In the decade after Kona, Boyle volunteered more than 4,000 hours across the country, hosting blood drives, speaking about the importance of blood donation, visiting with schools and colleges, and racing in endurance events — with those 36 small red crosses representing his blood donors.

Now Boyle works for the American Red Cross as its officer of National Partnerships in Biomedical Services.

The ‘Why’ of his running

Thoughts of his accident, subsequent coma and dramatic recovery are always with him.

“I run for many reasons, and I often reflect back to when I was in the coma, feeling as if I was trapped in my own body, where I could see and hear but was completely paralyzed for two months,” Boyle says. “As the recovery continued, I remember how walking was not guaranteed due to my extensive injuries. I just kept working hard at it and pursuing my physical therapy sessions on a daily basis.

“Every time I lace up my shoes for a run, I reflect on these memories for my motivation, and it inspires me to get outdoors, breathe in the fresh air, feel my heart racing, and to be grateful to everyone who has been a part of my journey. I find it to almost be an active state of meditation when I’m out on the trails, and it gives me time to reflect on how great life is and lucky I am.”

Speed drill Name: Brian Boyle Hometown: Welcome, Md.
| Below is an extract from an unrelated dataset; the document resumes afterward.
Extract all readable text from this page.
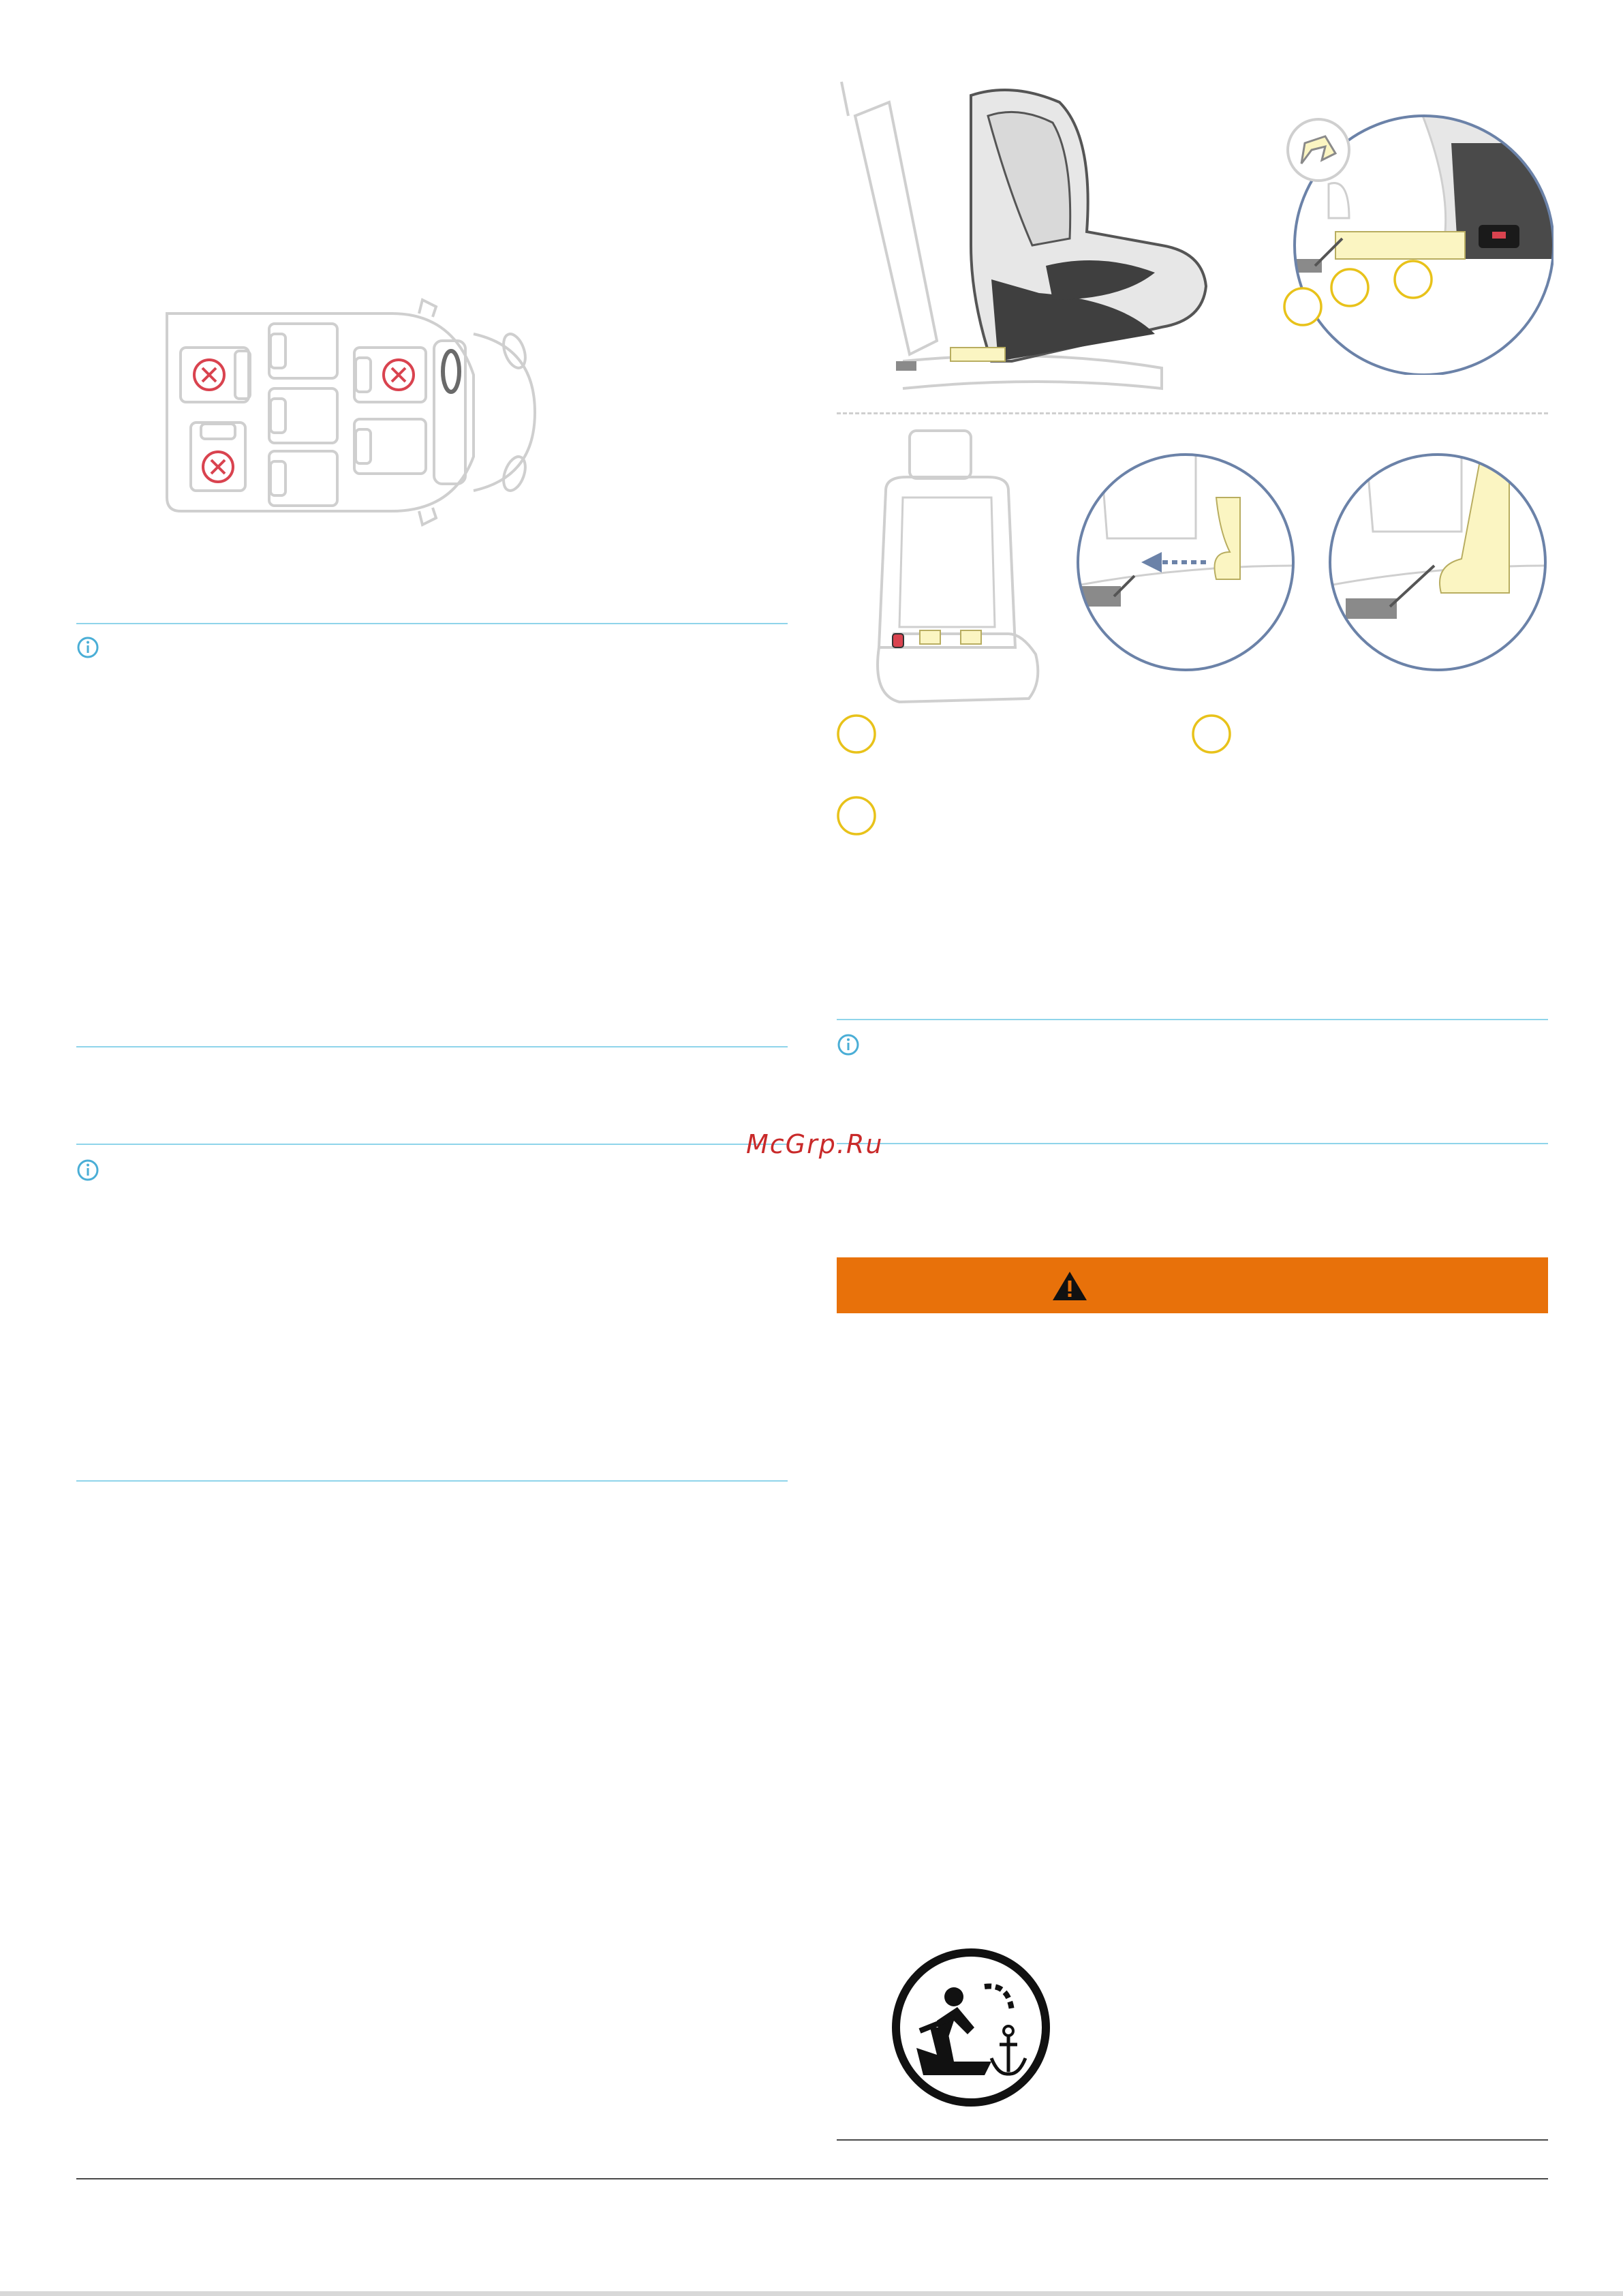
McGrp.Ru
Number of years running: 11 Point of pride: Running each race for the Red Cross and my 36 blood donors that helped save my life in 2004 Favorite race distance: I’ve always enjoyed the marathon distance, but over the years I’ve also started to get involved at the 100 mile distance which has been incredible too Favorite piece of running gear: Nathan SpeedShot Plus Handheld Flask Favorite or inspirational song to run to: “On a Roll” by 311 Favorite or inspirational mantra/phrase: You don’t know how strong you are until being strong is the only choice you have. Non-athletic accomplishment: I just finished working on a children’s picture book about running/triathlon called Swim Bark Run. It’s a light hearted story about dogs putting together a race of their own - a dogathlon. It is currently online for pre-sale now and will be available in the bookstores in June.